Formel 1: Mercedes kommt nicht voran

Schnell von vorne nach hinten: Beim Grand Prix von Spanien muss Mercedes endgültig erkennen, dass es ein Problem seit mehr als drei Jahren nicht in den Griff bekommt.

"Einen Weckruf" nannte es Mercedes-Sportchef Toto Wolff am Sonntagabend in Barcelona – und erstmals schien es ihm wirklich schwer zu fallen, die übliche optimistische Strahlemann-Pose aufrecht zu erhalten.
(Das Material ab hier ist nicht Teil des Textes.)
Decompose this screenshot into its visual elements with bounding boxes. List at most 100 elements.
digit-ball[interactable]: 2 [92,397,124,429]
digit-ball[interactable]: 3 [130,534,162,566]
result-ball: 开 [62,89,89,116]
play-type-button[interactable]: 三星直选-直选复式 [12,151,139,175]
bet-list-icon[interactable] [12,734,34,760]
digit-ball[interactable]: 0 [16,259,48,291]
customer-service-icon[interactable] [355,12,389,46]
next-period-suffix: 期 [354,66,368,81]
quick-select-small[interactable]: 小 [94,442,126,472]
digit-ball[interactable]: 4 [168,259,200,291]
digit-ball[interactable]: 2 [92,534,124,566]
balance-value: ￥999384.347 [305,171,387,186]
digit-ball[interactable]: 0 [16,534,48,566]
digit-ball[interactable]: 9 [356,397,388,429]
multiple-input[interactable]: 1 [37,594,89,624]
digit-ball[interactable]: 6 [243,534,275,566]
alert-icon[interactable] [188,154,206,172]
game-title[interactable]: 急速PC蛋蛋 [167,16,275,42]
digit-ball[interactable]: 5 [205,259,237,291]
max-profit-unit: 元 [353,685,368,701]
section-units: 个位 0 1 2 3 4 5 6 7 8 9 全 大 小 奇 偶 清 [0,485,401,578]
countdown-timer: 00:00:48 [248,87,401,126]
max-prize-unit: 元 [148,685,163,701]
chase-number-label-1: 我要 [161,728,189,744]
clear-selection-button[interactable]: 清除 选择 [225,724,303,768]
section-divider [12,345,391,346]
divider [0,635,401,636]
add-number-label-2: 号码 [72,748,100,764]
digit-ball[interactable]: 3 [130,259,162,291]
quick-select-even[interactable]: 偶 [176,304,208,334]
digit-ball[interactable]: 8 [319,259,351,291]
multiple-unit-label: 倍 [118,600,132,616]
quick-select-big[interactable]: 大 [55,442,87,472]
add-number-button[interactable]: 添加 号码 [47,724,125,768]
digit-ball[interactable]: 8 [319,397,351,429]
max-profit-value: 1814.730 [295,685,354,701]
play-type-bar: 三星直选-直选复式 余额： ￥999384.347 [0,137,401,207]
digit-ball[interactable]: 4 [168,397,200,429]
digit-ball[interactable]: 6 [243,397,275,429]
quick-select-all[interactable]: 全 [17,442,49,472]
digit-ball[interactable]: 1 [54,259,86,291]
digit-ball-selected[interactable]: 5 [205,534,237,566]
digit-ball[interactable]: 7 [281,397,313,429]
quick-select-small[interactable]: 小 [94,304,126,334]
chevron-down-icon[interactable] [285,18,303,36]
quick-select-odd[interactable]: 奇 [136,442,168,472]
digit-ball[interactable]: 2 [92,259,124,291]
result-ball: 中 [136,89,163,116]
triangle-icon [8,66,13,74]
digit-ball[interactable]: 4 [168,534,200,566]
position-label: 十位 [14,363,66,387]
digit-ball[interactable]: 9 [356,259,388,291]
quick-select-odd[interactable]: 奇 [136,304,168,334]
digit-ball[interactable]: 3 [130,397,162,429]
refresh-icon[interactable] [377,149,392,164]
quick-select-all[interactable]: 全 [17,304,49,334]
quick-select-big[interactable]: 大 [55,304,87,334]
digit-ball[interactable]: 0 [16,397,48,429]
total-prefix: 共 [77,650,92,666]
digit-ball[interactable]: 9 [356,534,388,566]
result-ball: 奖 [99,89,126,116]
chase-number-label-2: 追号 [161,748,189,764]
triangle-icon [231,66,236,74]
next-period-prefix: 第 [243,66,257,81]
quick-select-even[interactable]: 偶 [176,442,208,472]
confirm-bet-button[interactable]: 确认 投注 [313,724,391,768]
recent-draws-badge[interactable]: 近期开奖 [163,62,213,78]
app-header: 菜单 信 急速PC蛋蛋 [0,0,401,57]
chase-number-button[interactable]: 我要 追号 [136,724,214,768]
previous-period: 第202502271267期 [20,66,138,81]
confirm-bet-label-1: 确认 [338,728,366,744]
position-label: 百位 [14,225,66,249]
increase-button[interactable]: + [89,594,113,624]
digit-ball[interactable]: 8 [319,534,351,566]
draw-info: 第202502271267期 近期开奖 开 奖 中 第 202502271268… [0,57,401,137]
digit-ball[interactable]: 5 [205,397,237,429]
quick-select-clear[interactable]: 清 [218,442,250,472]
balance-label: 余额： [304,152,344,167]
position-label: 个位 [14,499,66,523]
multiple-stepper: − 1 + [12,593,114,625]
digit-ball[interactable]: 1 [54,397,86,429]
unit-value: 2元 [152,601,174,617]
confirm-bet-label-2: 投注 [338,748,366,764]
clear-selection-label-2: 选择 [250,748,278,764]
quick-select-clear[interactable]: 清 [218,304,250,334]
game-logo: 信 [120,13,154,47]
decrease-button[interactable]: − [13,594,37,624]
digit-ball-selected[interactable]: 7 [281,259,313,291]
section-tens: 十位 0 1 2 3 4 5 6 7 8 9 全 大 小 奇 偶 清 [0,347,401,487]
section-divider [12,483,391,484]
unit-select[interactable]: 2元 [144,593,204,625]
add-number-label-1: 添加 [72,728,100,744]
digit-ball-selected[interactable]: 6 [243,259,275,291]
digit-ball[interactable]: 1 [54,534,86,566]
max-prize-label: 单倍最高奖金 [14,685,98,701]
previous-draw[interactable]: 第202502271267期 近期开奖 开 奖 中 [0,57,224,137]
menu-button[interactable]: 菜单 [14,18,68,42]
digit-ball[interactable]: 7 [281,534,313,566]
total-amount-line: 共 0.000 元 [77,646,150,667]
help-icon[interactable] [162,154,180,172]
Man könnte es schließlich auch ein Desaster nennen: Beim Grand Prix von Spanien musste Mercedes endgültig erkennen, dass man ein Problem, mit dem man sich seit mehr als drei Jahren herumschlägt, einfach nicht in den Griff bekommt. Das Auto ist zwar auf eine Runde schnell, im Rennen aber geht es dann immer noch radikal rückwärts. Da werden die Mercedes-Piloten gnadenlos durchgereicht, weil das Auto zu viel Reifengummi frisst und die Geschwindigkeit einfach nicht gehalten werden kann.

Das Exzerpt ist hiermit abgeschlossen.